The cost of insuring against a Spanish default for five years rose 12 basis points yesterday to 434, the highest level since January, according to prices from data provider CMA. That implies a 32 percent chance of Spain failing to meet its obligations within five years.

Spanish debt is rated A by Standard & Poor’s, five levels below Germany’s AAA grade.

Andalusia, with the highest unemployment rate in the country and the second-lowest output per capita, has been controlled by the Socialists since Spain’s return to democracy in 1978. Victory in Andalusia would leave Rajoy’s PP and its allies in control of all but two small regions and the Basque Country, which is run by a one-off coalition of the Socialists and PP.

This week’s polls by El Pais and ABC newspapers indicate the PP will win an outright majority on March 25, while a survey by El Mundo suggested it will fall short of a majority. The latter outcome may allow the Socialists to remain in power in coalition with the United Left party, El Mundo reported.

“A defeat of the PP at the Andalusia election could fuel fears that Spain will miss its deficit targets again this year,” said Georg Grodzki, who helps oversee $515 billion as global head of credit research at Legal & General Investment Management in London. “The jury is still out on the regions’ willingness to belatedly share the consolidation burden.”

Cooperation Needed

Rajoy needs their cooperation to reorganize public finances, which Moody’s Investors Service expects to include health-care cuts. Once the vote is over, Rajoy will be able to risk unpopular policies without electoral concerns. Asturias, the third-smallest state, also holds an election on March 25 and polls by ABC and La Razon indicate the PP may win enough votes to govern in a coalition.

“Rajoy has been presenting his measures gradually,” said Javier Del Rey Morato, a political-communications professor at Madrid’s Complutense University. “The markets would have preferred an immediate lump-package, but the premier has had an internal electoral front to heed.”

Rajoy, who will close the Andalusian campaign with a speech in Seville today, plans to present his 2012 budget on March 30, three months after coming to power. Investors remain “skeptical that the reforms brought underway by Rajoy will suffice,” Grodzki said.

Missing Targets

The regions, which spend more than a third of their budgets on healthcare and hire half of Spain’s public workers, need to reduce their overall shortfall to 1.5 percent of gross domestic product this year from 2.9 percent.

Spain’s total gap last year was 8.5 percent, overshooting the 6 percent target mainly because of slippage by the regions. Euro finance chiefs agreed March 12 to ease this year’s overall goal to 5.3 percent from an initial 4.4 percent. Rajoy wanted backing for a target of 5.8 percent.

Andalusia, Catalonia and Valencia are the three regions big enough to undermine Rajoy’s efforts.

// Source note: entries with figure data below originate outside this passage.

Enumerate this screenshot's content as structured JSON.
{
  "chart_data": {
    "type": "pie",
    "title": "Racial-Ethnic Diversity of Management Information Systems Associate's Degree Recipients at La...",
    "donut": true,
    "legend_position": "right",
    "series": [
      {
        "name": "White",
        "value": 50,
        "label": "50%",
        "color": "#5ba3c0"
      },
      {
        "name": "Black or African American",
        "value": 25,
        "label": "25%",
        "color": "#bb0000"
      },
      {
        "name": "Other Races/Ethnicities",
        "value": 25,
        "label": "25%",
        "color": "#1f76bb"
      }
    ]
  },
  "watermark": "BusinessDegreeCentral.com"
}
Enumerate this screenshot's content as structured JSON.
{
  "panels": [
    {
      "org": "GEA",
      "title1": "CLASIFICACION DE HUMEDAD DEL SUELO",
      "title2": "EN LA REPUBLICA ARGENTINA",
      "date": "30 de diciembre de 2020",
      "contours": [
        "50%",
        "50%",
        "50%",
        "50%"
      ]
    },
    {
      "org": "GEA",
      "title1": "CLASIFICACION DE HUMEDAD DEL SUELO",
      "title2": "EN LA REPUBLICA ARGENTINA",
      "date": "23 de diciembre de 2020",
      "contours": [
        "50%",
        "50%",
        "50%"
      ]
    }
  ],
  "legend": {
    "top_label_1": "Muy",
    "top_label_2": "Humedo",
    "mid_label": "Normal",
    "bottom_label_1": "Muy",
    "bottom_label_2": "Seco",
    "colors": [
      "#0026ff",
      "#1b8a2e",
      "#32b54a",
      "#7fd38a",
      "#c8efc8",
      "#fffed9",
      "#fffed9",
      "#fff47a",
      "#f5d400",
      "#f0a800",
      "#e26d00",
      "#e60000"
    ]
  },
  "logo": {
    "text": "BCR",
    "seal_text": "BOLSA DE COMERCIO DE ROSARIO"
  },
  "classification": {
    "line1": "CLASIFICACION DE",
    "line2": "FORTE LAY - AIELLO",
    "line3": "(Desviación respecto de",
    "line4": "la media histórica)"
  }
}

Andalusia’s deficit was the second largest in absolute terms last year after Catalonia’s, even as it was about average as a proportion of GDP. After being shut out of public debt markets, Andalusia, like Catalonia, has resorted to selling so- called patriot bonds to retail investors, who can commit as little as 1,000 euros to each transaction.

Madrid Rates

Madrid, the second-biggest region, has the smallest budget deficit as a share of GDP. The state sold bonds on March 15 that yielded 200 basis points more than equivalent Spanish securities.

“Andalusia is a very important region that the PP can realistically take over to have absolute dominance of regional power in Spain,” Antonio Barroso, an analyst at Eurasia and a former government pollster, said in a telephone interview. A victory is “what Rajoy wants in order to transform the Spanish economy,” he said.